Purpose & Capability
noteThe SKILL.md describes controlling a real Chrome browser via a local Browser Relay extension, and the runtime steps (install extension, attach, use gateway token, use browser tool) are consistent with that purpose. However, the skill metadata declares no required config paths or credentials even though the instructions explicitly reference the OpenClaw gateway token and a local extension path (~/.openclaw/browser/chrome-extension). The missing metadata declaration is an inconsistency.
Instruction Scope
concernRuntime instructions tell the agent/user to read and configure local resources: a local extension folder (~/.openclaw/browser/chrome-extension), the OpenClaw gateway token via `openclaw config get gateway.auth.token`, and to attach the extension to tabs. These actions access local config and privileged browser sessions.

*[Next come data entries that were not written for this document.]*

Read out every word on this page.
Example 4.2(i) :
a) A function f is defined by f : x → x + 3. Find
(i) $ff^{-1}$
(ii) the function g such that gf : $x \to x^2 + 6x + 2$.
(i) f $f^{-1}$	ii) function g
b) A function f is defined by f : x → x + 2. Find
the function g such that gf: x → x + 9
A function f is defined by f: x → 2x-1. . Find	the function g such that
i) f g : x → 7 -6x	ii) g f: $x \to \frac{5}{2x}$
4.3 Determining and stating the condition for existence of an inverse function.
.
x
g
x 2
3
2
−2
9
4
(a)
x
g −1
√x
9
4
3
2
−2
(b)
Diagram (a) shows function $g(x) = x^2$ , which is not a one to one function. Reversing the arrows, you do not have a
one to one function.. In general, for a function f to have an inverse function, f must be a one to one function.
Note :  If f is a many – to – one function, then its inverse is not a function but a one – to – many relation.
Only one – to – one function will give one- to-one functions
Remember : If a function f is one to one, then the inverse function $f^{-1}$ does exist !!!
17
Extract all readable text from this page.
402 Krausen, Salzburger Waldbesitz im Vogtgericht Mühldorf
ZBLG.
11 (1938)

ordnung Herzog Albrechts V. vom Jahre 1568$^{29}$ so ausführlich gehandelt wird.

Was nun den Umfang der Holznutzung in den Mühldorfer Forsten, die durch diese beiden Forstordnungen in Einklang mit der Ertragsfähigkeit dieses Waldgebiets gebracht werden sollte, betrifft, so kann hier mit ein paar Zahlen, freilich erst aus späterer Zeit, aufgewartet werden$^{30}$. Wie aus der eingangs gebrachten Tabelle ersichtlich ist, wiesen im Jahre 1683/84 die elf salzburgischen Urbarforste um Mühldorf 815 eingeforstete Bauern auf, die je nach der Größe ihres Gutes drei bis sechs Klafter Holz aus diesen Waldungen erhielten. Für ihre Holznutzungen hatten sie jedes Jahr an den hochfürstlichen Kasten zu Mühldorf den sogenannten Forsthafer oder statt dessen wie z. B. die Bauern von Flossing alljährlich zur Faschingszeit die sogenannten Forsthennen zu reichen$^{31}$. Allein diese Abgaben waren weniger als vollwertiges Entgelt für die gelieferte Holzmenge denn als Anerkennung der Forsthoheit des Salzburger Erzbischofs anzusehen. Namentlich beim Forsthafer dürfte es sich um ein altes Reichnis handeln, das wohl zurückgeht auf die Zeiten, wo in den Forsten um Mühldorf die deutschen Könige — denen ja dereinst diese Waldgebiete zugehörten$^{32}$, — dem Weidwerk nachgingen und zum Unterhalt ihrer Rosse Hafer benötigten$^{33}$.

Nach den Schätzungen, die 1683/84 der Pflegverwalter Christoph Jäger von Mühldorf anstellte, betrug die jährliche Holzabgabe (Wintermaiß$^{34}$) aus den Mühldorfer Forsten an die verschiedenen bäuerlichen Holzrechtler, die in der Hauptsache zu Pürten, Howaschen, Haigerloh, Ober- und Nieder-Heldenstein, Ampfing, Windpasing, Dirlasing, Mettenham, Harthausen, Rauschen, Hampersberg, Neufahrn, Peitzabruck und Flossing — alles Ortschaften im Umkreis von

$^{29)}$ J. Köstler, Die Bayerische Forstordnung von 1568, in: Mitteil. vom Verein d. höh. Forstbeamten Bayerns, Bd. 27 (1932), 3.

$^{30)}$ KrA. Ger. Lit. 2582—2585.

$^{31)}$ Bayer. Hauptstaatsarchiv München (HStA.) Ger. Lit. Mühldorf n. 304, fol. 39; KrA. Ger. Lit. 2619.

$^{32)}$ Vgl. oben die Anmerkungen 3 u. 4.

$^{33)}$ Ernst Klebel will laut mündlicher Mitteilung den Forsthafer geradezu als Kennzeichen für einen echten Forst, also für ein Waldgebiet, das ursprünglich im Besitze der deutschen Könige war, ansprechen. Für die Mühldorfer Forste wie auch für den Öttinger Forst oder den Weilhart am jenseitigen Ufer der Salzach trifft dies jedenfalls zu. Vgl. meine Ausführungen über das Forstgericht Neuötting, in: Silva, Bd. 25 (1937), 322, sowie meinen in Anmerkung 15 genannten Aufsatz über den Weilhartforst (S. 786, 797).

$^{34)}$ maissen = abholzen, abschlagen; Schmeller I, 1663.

While these steps are necessary for the stated purpose, they do involve reading a local secret (gateway token) and interacting with the user's browser sessions — and the instructions do not limit or disclose how that token or session data is used or stored.
Install Mechanism
okThere is no install spec and no code files; the skill is instruction-only. That keeps install risk low. The SKILL.md prescribes a manual 'Load unpacked' extension installation — no automated download/install URLs are provided.
Credentials
concernThe instructions require retrieving and entering the OpenClaw gateway token, which is effectively a local credential, but the skill metadata lists no required environment variables or config paths. Requesting access to the gateway token is proportionate to controlling a browser, but the omission from metadata means the skill's declared requirements underrepresent what it needs and could mislead users about what sensitive data will be accessed.
Persistence & Privilege
notealways is false (good). The skill is allowed to be invoked autonomously (platform default). Combined with the ability to access the gateway token and attach to real browser sessions, autonomous invocation increases blast radius if misused — this is expected for browser-control skills but worth noting. The skill does not request persistent system-wide changes in the SKILL.md.